Where We Are, Where We’re Headed
Building what’s really needed in the marketplace, instead of yet another square wheel, is ambitious. It’s a hard design problem, it’s a hard engineering problem, it’s a hard scaling and platform problem. But that’s exactly why this is worth doing: if it were easy, someone would have done it already.
It also requires attention to detail; the specifics of each technology must
be dealt with at a deep level. We can’t just slap together a plugin for each new technology. That wouldn’t provide the deep level of insight and value that’s needed. Worse, it would cause problems instead of solving them. As a MySQL performance consultant, I solved several outages by disabling abusive monitoring plugins that were written in ignorance of how MySQL actually works.

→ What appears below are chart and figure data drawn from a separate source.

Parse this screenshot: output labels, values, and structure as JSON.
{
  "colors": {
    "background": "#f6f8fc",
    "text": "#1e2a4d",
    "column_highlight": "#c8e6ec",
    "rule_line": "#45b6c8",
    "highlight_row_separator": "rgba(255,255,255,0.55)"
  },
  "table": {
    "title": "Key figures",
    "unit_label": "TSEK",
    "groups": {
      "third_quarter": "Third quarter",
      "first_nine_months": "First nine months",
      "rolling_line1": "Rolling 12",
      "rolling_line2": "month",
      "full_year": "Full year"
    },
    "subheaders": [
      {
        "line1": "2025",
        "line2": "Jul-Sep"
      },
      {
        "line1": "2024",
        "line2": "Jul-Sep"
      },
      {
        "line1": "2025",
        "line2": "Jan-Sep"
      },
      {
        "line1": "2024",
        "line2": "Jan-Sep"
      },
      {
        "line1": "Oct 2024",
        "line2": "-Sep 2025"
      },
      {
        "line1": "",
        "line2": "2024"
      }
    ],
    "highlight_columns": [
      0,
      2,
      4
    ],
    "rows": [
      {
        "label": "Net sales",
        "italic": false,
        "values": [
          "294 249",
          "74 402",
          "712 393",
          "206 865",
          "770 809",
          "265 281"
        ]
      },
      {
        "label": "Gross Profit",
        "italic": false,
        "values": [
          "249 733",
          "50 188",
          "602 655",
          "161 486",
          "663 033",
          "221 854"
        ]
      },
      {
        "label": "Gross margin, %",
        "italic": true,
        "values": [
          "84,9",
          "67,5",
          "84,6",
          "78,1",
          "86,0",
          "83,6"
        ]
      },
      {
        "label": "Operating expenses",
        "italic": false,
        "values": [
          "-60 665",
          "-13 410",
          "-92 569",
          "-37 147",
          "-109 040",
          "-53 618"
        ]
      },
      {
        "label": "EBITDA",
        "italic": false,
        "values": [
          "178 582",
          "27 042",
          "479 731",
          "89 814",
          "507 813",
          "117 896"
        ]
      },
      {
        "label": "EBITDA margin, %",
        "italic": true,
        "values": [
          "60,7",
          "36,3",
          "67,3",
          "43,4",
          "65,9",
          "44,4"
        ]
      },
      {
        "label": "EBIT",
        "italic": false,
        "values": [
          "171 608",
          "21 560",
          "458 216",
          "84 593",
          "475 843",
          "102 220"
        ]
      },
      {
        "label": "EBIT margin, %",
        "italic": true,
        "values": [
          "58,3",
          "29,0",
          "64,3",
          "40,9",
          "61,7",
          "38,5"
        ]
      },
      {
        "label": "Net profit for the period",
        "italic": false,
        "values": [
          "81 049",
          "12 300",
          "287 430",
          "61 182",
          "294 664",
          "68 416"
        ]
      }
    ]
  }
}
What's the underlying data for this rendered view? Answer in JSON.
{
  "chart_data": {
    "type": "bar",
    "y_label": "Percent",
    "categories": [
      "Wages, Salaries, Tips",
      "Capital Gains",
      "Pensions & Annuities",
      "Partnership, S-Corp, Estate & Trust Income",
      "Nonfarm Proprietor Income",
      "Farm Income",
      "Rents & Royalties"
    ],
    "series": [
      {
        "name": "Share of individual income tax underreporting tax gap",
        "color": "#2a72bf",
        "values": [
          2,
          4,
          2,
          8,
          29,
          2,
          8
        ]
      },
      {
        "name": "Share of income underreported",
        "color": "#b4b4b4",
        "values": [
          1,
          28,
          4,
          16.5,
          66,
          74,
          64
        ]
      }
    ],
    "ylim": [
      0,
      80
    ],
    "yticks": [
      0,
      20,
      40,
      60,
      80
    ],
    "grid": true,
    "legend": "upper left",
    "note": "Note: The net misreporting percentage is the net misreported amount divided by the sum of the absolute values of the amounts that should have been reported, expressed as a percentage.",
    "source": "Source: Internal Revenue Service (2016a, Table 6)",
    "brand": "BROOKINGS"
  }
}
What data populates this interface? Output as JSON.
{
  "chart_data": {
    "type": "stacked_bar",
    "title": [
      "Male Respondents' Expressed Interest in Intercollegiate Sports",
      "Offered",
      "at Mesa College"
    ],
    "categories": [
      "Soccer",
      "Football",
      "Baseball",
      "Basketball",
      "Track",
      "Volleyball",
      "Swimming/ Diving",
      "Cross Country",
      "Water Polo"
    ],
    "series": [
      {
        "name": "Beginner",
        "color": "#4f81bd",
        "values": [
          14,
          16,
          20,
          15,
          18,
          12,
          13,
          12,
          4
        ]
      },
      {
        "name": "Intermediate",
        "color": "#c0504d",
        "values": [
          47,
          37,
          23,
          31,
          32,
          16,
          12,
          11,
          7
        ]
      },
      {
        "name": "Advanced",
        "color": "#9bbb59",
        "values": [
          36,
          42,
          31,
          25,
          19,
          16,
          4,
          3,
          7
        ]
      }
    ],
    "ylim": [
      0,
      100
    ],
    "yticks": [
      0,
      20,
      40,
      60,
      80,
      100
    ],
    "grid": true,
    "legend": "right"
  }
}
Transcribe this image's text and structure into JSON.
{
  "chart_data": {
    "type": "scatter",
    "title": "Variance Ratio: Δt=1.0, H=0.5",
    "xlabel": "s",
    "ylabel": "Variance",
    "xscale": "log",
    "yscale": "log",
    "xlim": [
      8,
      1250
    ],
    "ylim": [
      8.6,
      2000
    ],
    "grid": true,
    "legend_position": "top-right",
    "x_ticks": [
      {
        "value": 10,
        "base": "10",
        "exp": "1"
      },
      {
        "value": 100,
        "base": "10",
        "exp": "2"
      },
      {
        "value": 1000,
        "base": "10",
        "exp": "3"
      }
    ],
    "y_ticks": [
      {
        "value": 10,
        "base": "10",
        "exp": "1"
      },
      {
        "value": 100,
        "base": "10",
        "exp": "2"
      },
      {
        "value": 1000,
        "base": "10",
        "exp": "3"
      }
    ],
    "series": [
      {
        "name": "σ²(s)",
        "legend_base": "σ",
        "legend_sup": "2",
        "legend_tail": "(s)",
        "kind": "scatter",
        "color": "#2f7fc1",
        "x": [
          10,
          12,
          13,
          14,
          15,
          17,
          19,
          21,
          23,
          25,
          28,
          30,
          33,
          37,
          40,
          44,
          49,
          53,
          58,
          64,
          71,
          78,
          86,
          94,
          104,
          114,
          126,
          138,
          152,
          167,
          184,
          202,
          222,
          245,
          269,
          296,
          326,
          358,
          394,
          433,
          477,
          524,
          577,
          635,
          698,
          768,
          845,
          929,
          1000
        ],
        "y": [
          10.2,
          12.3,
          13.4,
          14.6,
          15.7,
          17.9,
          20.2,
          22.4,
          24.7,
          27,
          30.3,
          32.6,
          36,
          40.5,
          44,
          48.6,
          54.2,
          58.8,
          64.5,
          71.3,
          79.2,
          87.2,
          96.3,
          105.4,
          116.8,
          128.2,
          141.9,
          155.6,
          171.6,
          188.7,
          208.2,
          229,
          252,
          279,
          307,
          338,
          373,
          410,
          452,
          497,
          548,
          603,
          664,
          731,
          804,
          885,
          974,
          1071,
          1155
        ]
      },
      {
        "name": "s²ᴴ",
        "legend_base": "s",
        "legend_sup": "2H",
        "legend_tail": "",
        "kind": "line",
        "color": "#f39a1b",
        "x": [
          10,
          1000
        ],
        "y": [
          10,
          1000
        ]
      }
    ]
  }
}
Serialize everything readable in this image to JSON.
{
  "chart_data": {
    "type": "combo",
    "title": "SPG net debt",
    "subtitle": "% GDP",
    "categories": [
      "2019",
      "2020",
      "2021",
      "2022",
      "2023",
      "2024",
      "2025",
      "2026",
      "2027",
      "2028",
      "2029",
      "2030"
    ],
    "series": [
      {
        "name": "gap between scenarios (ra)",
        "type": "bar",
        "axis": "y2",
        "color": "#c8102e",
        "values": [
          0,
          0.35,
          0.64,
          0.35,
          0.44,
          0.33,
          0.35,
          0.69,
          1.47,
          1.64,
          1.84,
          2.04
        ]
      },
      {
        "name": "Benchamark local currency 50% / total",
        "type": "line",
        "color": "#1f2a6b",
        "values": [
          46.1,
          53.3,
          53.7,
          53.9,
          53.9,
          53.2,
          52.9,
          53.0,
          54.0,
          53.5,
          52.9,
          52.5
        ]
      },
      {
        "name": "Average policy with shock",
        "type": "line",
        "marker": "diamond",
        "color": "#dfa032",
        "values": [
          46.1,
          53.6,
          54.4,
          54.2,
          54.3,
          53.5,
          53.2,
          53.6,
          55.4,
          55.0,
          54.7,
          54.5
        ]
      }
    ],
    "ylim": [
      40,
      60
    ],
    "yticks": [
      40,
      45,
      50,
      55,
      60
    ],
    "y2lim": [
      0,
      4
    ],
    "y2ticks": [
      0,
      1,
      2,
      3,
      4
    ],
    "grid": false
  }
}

Our MySQL agents took months of engineering to complete. The platform to run and support them took much more, and is ongoing. We are now building on this platform and our progress is accelerating. There are three important numbers in computer science: zero, one, and many. With the release of our PostgreSQL agents and platform improvements, we’re past “one” and growing our “many.” The PostgreSQL agents took dramatically less time and effort to create and mature, and future agents will take less still.
We have several more technologies in internal alpha and private beta with customers, and we’re hearing tremendous excitement and eagerness from customers about where we’re heading with the product. You can look forward to rapid releases of new supported platforms in the future. To set your expectations, though, it won’t be two a week. Again, we’re not just building plugins and graph templates.
Today’s distributed, diverse persistence tiers have created a whole new world of possibility, but also new problems to overcome. Whoever solves the operational and organizational challenges of polyglot persistence — and we think we’re well on the way — will make the world a better place for many people and companies.
This is what gets me out of bed every morning, impatient to get into the office and hustle on the day’s work. I couldn’t be more excited about our future. We’ve come so far, and accomplished so many amazing things in the past two years. Much more remains. I can’t wait.
In closing I just want to give credit to our team, who impress me every day, and thanks to our customers, investors, and the many advisors and mentors who continue to support, educate, and encourage us.